What is a Blockchain Fork?
A blockchain fork is essentially a code modification that creates a new version of the original chain but with key alterations desired by a select group of users.
Forking is common throughout the open-source software industry whenever coders want to create specialized functions on an existing platform. In many cases, projects are forked and reworked multiple times, leading to widely diverse service and application sets that enable high degrees of customization.
Blockchains are governed by rules, aka protocols, that are agreed upon by their members. A forked blockchain, therefore, is usually created when one group wants to operate under a different set of rules.
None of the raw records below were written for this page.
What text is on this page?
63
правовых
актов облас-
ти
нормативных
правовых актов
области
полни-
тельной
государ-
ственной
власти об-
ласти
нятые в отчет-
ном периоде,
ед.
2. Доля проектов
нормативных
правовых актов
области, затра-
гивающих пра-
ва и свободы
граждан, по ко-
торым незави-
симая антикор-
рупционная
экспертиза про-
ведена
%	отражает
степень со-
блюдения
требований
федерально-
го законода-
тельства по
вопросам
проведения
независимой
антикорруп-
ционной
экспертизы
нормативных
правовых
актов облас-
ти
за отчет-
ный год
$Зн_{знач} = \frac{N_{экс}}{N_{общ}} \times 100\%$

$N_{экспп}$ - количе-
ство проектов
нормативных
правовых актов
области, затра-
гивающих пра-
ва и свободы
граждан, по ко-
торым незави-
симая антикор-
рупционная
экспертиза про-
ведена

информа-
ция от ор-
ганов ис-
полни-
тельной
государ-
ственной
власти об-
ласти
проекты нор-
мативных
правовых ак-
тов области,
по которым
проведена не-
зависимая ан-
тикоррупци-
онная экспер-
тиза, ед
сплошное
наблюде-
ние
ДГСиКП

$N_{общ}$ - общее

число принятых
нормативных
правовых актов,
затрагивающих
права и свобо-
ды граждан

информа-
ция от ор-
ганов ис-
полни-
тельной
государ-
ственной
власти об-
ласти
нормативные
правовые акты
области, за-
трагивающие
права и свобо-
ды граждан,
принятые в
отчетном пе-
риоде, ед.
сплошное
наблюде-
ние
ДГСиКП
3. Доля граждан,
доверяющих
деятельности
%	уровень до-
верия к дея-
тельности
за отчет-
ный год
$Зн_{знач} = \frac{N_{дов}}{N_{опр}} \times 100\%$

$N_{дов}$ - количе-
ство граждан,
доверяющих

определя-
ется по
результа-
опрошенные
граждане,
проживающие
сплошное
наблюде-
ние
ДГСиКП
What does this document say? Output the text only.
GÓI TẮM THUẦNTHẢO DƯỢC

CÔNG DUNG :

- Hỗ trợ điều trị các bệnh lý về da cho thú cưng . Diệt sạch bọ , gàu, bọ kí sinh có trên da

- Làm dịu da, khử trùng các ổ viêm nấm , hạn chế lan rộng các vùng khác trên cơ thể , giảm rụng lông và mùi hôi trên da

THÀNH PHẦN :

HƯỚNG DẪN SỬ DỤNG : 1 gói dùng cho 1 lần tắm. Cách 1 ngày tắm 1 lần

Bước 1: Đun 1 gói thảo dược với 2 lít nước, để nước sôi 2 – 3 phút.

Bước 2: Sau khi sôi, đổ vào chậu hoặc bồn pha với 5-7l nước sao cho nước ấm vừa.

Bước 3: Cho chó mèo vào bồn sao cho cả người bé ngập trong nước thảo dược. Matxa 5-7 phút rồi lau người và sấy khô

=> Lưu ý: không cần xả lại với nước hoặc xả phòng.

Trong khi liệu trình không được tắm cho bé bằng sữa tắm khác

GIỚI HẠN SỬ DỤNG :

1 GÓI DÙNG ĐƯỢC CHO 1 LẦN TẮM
This may be the allowable size of the blocks in the chain, the rewards granted to participants, or a wide range of other considerations.
How are Blockchains Forked?
The actual forking process is rather simple. When a certain number of participants want to set up a fork (usually half, at minimum), they merely agree to a new set of rules and start creating blocks from the original chain.
Anyone wanting to join the fork from that point can do so as long as they abide by the rules, but any additions they choose to make to the original chain must take place under its rules.
There are basically two kinds of forks, both of which establish different relationships with the original chain.
1. A hard fork is a clean break from the original. Its protocols are generally incompatible with its parent chain, and nodes established on the pre-fork chain are not able to process transactions on the fork, and vice versa.
Sometimes hard forks are planned, in which the entire community abandons the original and transitions to the fork.
In other cases, hard forks result in two separate chains, with each community going its own way, often with its own currencies and tokens.
2. Soft forks, on the other hand, maintain compatibility with the original, which means existing nodes are allowed to update the fork provided it abides by its rules.
This is much easier to accomplish given that only a certain number of nodes are required to participate in the fork rather than all nodes, as is the case with a hard fork.
Soft forks also require fewer votes to enact, whereas hard forks typically need universal or near-universal consent.
What are the Benefits of a Forked Blockchain?
A blockchain fork can bring a wide range of benefits to users, although not necessarily to participants of the original chain.
Earlier this year, a hard fork on the Ethereum exchange known as the Shanghai Upgrade allowed members to unstake their ETH (Ether) holdings from Ethereum’s Beacon Chain after its rules regarding cash-outs were changed. Essentially, the fork made it easier for the community’s validators to trade their ETH coins for other currencies.
Meanwhile, a recent soft fork to the Bitcoin protocol called SegWit (Segregated Witness) expanded the transaction capacity of BitCoin blocks by separating out the digital signature of the transaction from the transaction data itself.
This allowed for more transactions per block without altering the size of each block. In this way, the fork remained compatible with the parent blockchain, and users could decide for themselves whether or not they wanted to use SegWit.
What are the Drawbacks?
Most forks do not have a long shelf-life unless they provide some material benefit to their users. But sometimes forked chains, even hard ones, can pose threats to the original.
In the Shanghai Upgrade, for example, validators are able to convert their ETH holdings much sooner than they would under the old rules, but they can only redeem a handful of coins at a time through a somewhat convoluted process.
And what impact, if any, this will have on the value of ETH is unclear.
How are Blockchain Forks Being Used Today?
Increasing the functionality of a blockchain is the primary goal of most forks, but the new rules under a forked chain can address a wide range of activities.
In many cases, as in the examples above, gaining greater control of financial assets is a primary driver. Most hard forks, in fact, center on creating all-new coins or other assets that can be mined and sold under new rules.
Other forks are aimed at enhancing security or improving recoverability options after a cyberattack or a normal outage. Hard forks, in particular, can be used to recover funds lost during a DAO (decentralized autonomous organization) attack by basically reversing the transactions.
Soft forks cannot do this due to their interoperability with the original chain.
Forks can also allow members to experiment with new algorithms and other technologies or to pursue new business strategies while limiting exposure to the entire chain. Sometimes forks happen accidentally due to software bugs, networking issues, or simple node misconfiguration.
No matter how they are created, however, blockchain forks will continue to impact the role that cryptocurrencies and other digital assets have on the world economy.
And just like with any form of commerce, there will likely be winners and losers with each fork.